If your dataset does not have any native split for training, validation and test sets,
you can set the split ratio in the `split_ratio` option, which will
generate a random split for you.

### Step 3: `train` the model / `export` the script
Then you can do the same as the tutorial above, either train the model by
`dgl train --cfg csv_sage.yaml` or use `dgl export --cfg csv_sage.yaml
--output script.py` to get the training script.

## FAQ

**Q: What are the available options for each command?**
A: You can use `--help` for all commands. For example, use `dgl --help` for general
help message; use `dgl configure --help` for the configuration options; use
`dgl configure nodepred --help` for the configuration options of node prediction pipeline.

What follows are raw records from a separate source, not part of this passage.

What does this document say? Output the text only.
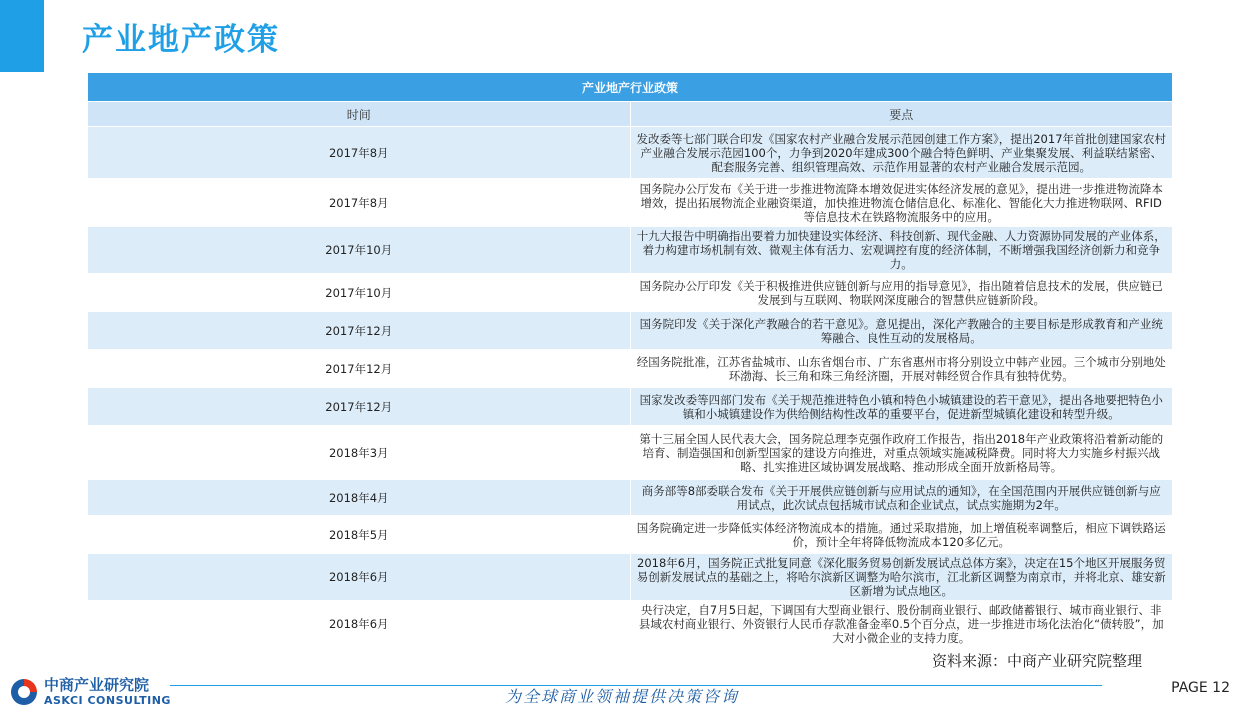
产业地产政策
产业地产行业政策	
时间	要点
2017年8月	发改委等七部门联合印发《国家农村产业融合发展示范园创建工作方案》，提出2017年首批创建国家农村产业融合发展示范园100个，力争到2020年建成300个融合特色鲜明、产业集聚发展、利益联结紧密、配套服务完善、组织管理高效、示范作用显著的农村产业融合发展示范园。
2017年8月	国务院办公厅发布《关于进一步推进物流降本增效促进实体经济发展的意见》，提出进一步推进物流降本增效，提出拓展物流企业融资渠道，加快推进物流仓储信息化、标准化、智能化大力推进物联网、RFID等信息技术在铁路物流服务中的应用。
2017年10月	十九大报告中明确指出要着力加快建设实体经济、科技创新、现代金融、人力资源协同发展的产业体系，着力构建市场机制有效、微观主体有活力、宏观调控有度的经济体制，不断增强我国经济创新力和竞争力。
2017年10月	国务院办公厅印发《关于积极推进供应链创新与应用的指导意见》，指出随着信息技术的发展，供应链已发展到与互联网、物联网深度融合的智慧供应链新阶段。
2017年12月	国务院印发《关于深化产教融合的若干意见》。意见提出，深化产教融合的主要目标是形成教育和产业统筹融合、良性互动的发展格局。
2017年12月	经国务院批准，江苏省盐城市、山东省烟台市、广东省惠州市将分别设立中韩产业园。三个城市分别地处环渤海、长三角和珠三角经济圈，开展对韩经贸合作具有独特优势。
2017年12月	国家发改委等四部门发布《关于规范推进特色小镇和特色小城镇建设的若干意见》，提出各地要把特色小镇和小城镇建设作为供给侧结构性改革的重要平台，促进新型城镇化建设和转型升级。
2018年3月	第十三届全国人民代表大会，国务院总理李克强作政府工作报告，指出2018年产业政策将沿着新动能的培育、制造强国和创新型国家的建设方向推进，对重点领域实施减税降费。同时将大力实施乡村振兴战略、扎实推进区域协调发展战略、推动形成全面开放新格局等。
2018年4月	商务部等8部委联合发布《关于开展供应链创新与应用试点的通知》，在全国范围内开展供应链创新与应用试点，此次试点包括城市试点和企业试点，试点实施期为2年。
2018年5月	国务院确定进一步降低实体经济物流成本的措施。通过采取措施，加上增值税率调整后，相应下调铁路运价，预计全年将降低物流成本120多亿元。
2018年6月	2018年6月，国务院正式批复同意《深化服务贸易创新发展试点总体方案》，决定在15个地区开展服务贸易创新发展试点的基础之上，将哈尔滨新区调整为哈尔滨市，江北新区调整为南京市，并将北京、雄安新区新增为试点地区。
2018年6月	央行决定，自7月5日起，下调国有大型商业银行、股份制商业银行、邮政储蓄银行、城市商业银行、非县域农村商业银行、外资银行人民币存款准备金率0.5个百分点，进一步推进市场化法治化“债转股”，加大对小微企业的支持力度。
资料来源：中商产业研究院整理
中商产业研究院
ASKCI CONSULTING	为全球商业领袖提供决策咨询	PAGE 12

**Q: What exactly is nodepred/linkpred? How many are they?**
A: They are called DGl-Go pipelines. A pipeline represents the training methodology for
a certain task. Therefore, its naming convention is *<task_name>[-<method_name>]*. For example,
`nodepred` trains the selected GNN model for node classification using full-graph training method;
while `nodepred-ns` trains the model for node classifiation but using neighbor sampling.
The first release included three training pipelines (`nodepred`, `nodepred-ns` and `linkpred`)
but you can expect more will be coming in the future. Use `dgl configure --help` to see
all the available pipelines.

**Q: How to add my model to the official model recipe zoo?**
A: Currently not supported. We will enable this feature soon. Please stay tuned!

**Q: After training a model on some dataset, how can I apply it to another one?**
A: The `save_path` option in the generated configuration file allows you to specify where
to save the model after training. You can then modify the script generated by `dgl export`
to load the the model checkpoint and evaluate it on another dataset.